後段の方が非常に大きな課題。言えるのは、中山間の交付金自体の制度を変えたわけではないということ。
国、県と調整して返還額が下がったが、同じようなことが農地法の運用の中でもあるのか予断を持っているものではない。
【記者】
中山間の交付金の返還について確認したい。夜に東山で説明会をされた。
一部の人は、自分たちも責任があるんだから払いましょうという意見があったが、発言した人ほとんどの人が、市の責任なので応じられないという意見が大勢的だったと思う。
こうした状況の中で年明けに返還に伴う予算措置について、議会に提案するということだが、こういった状態の中で、市議会から理解が得られるという感触を持っているのか。
【市長】
議会に対しての交付金の取扱いに関する説明を1億6000万円のときも行ったし、900万円になったときも行った。

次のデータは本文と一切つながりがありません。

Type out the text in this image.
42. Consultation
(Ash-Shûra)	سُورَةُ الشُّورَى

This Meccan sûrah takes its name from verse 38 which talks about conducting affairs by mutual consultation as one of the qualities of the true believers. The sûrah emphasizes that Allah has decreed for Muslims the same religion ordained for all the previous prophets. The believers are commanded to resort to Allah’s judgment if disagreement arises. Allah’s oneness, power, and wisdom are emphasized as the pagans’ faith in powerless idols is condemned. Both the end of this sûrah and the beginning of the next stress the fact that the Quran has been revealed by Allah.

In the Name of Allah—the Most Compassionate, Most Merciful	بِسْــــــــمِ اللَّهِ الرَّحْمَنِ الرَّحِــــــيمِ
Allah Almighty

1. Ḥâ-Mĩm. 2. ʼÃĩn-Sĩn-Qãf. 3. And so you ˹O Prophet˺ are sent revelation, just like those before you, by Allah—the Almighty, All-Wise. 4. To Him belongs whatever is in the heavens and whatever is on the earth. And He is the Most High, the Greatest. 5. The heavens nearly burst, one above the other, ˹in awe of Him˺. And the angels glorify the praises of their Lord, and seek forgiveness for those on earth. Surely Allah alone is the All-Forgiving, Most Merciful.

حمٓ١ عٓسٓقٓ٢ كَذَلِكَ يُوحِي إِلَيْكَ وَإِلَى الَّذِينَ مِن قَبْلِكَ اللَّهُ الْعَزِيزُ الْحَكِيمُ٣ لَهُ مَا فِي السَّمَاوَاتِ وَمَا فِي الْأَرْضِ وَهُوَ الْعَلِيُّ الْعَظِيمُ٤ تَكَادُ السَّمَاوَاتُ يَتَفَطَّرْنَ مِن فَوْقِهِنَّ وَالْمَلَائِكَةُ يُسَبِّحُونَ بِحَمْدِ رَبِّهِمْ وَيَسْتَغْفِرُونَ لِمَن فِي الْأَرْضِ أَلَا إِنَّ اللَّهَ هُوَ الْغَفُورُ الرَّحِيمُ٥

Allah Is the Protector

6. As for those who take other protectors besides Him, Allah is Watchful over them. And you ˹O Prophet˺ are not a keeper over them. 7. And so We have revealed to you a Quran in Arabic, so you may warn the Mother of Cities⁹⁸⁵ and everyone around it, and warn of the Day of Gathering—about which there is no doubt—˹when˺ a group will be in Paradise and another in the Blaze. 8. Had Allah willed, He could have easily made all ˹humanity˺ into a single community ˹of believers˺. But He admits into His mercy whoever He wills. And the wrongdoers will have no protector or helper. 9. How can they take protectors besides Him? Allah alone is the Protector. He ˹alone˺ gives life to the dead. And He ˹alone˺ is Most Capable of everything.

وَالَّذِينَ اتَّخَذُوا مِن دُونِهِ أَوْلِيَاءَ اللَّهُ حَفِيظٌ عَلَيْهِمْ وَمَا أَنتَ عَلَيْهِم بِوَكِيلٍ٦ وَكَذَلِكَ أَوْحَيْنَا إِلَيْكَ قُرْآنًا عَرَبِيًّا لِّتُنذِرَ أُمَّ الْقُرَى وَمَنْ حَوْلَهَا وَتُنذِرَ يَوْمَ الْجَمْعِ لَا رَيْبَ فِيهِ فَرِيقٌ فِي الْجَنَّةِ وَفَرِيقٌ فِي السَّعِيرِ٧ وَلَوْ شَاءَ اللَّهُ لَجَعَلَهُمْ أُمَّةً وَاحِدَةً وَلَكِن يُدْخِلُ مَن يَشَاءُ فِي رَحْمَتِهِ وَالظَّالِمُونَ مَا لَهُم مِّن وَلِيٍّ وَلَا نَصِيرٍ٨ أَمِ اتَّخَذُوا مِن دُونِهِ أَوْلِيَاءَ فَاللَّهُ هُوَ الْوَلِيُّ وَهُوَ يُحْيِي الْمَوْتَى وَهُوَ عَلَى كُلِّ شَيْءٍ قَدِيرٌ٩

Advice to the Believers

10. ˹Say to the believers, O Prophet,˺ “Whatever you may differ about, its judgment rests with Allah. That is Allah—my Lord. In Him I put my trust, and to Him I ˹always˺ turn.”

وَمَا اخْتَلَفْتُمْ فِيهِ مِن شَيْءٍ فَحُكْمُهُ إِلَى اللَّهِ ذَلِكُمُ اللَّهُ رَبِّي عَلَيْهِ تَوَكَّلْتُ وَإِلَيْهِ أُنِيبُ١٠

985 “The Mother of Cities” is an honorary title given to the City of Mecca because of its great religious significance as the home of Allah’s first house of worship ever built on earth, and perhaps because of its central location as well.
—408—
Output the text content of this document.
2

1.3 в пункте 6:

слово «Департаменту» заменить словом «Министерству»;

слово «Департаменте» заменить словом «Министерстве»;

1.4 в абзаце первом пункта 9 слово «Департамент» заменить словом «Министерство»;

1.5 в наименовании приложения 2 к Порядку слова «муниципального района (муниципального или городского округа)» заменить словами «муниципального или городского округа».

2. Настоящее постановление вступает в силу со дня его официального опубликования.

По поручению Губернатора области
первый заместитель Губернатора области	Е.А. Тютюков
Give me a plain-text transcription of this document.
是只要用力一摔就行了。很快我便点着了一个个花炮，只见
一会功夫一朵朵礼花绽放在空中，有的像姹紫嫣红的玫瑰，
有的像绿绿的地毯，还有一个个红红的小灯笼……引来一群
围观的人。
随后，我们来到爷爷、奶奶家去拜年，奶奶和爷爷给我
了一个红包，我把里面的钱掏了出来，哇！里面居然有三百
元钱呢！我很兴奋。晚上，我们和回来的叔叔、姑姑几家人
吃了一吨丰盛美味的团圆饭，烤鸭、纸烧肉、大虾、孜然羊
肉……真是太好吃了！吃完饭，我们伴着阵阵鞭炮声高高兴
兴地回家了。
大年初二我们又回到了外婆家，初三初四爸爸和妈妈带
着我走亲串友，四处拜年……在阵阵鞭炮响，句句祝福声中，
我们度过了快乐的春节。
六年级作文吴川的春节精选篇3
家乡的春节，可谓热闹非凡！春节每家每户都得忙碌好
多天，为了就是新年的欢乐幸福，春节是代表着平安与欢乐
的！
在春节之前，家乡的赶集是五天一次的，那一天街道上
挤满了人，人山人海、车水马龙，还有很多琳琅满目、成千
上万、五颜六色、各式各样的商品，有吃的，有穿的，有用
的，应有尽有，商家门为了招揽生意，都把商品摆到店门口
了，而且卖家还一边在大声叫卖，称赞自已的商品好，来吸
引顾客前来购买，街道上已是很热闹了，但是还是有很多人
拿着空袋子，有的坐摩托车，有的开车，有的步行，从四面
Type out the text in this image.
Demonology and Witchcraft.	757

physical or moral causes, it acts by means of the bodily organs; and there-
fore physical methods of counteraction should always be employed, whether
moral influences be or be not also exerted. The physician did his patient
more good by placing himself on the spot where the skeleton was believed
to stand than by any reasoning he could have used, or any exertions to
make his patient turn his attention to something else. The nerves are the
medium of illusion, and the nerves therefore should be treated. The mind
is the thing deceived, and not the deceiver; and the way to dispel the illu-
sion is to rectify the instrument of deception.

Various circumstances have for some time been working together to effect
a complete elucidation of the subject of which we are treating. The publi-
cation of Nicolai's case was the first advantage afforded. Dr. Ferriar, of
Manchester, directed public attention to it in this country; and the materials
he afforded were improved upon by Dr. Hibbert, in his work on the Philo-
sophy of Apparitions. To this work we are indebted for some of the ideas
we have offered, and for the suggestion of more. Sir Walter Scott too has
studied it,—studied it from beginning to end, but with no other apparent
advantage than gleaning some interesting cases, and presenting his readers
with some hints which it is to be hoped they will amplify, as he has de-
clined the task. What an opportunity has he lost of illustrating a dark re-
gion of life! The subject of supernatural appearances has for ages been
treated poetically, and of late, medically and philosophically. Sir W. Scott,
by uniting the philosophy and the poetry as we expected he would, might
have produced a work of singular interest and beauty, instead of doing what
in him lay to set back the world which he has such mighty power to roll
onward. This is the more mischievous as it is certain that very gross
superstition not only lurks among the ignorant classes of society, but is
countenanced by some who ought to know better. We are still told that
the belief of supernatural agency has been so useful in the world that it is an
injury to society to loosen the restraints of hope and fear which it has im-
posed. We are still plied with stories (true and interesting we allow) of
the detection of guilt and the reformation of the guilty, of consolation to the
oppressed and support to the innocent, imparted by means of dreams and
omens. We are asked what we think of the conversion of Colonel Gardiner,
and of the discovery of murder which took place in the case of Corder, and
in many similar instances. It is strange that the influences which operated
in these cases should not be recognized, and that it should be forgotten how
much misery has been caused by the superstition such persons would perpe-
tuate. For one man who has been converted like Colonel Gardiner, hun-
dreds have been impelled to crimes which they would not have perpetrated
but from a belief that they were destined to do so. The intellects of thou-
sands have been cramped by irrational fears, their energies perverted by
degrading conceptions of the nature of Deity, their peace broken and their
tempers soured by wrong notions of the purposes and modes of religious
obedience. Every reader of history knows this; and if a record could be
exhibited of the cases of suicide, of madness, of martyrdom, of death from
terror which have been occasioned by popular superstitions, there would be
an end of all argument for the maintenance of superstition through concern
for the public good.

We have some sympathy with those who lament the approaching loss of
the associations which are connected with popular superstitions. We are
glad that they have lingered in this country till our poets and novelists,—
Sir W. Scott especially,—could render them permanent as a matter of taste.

地元の皆さん方に対する説明も同じように1億6000万円のときと900万円のときも説明した。
1億6000万円のときの方が、大きな異論といったものは説明会の会場では出なかった。
先日の説明会では、市農業委員会の責任が大きいので、金額の大小に関わらず、自分たちが負担するようなものではないという意見がいっぱい出た。7月の説明会には、各集落から3人ということだったが、先日は農地法の説明もあるので集落の代表に限定しなかった。
7月の説明から各集落の中でいろいろな議論があったのだと思う。
自分は盛土した1人であるということを言いながら発言された方が多かった。これまでの時間の中で、様々な思いが出てきて話されたと思う。それだけ盛土農地に関する背景がそれぞれの筆ごとに違っていると思う。
そんな状況の中で議会に提案をするのはどうなのかという話だが、議会の特別委員会の中では、中山間地域等直接支払交付金の返還と農地の違反転用は違うということは理解されていると聞いている。
先日の説明会で多くの方から議論が出たことを議員の皆さんがどのように評価するかという話だと思うが、説明会の様子を議会に対して説明するというのも私どもとしての説明責任の中の一つだという気もしている。
どこかの時点で説明をさせていただいて、議会側から何か申入れがあるのかないのか、そういったところから提案時期を探りたい。これは、あくまでも今現時点での考えになる。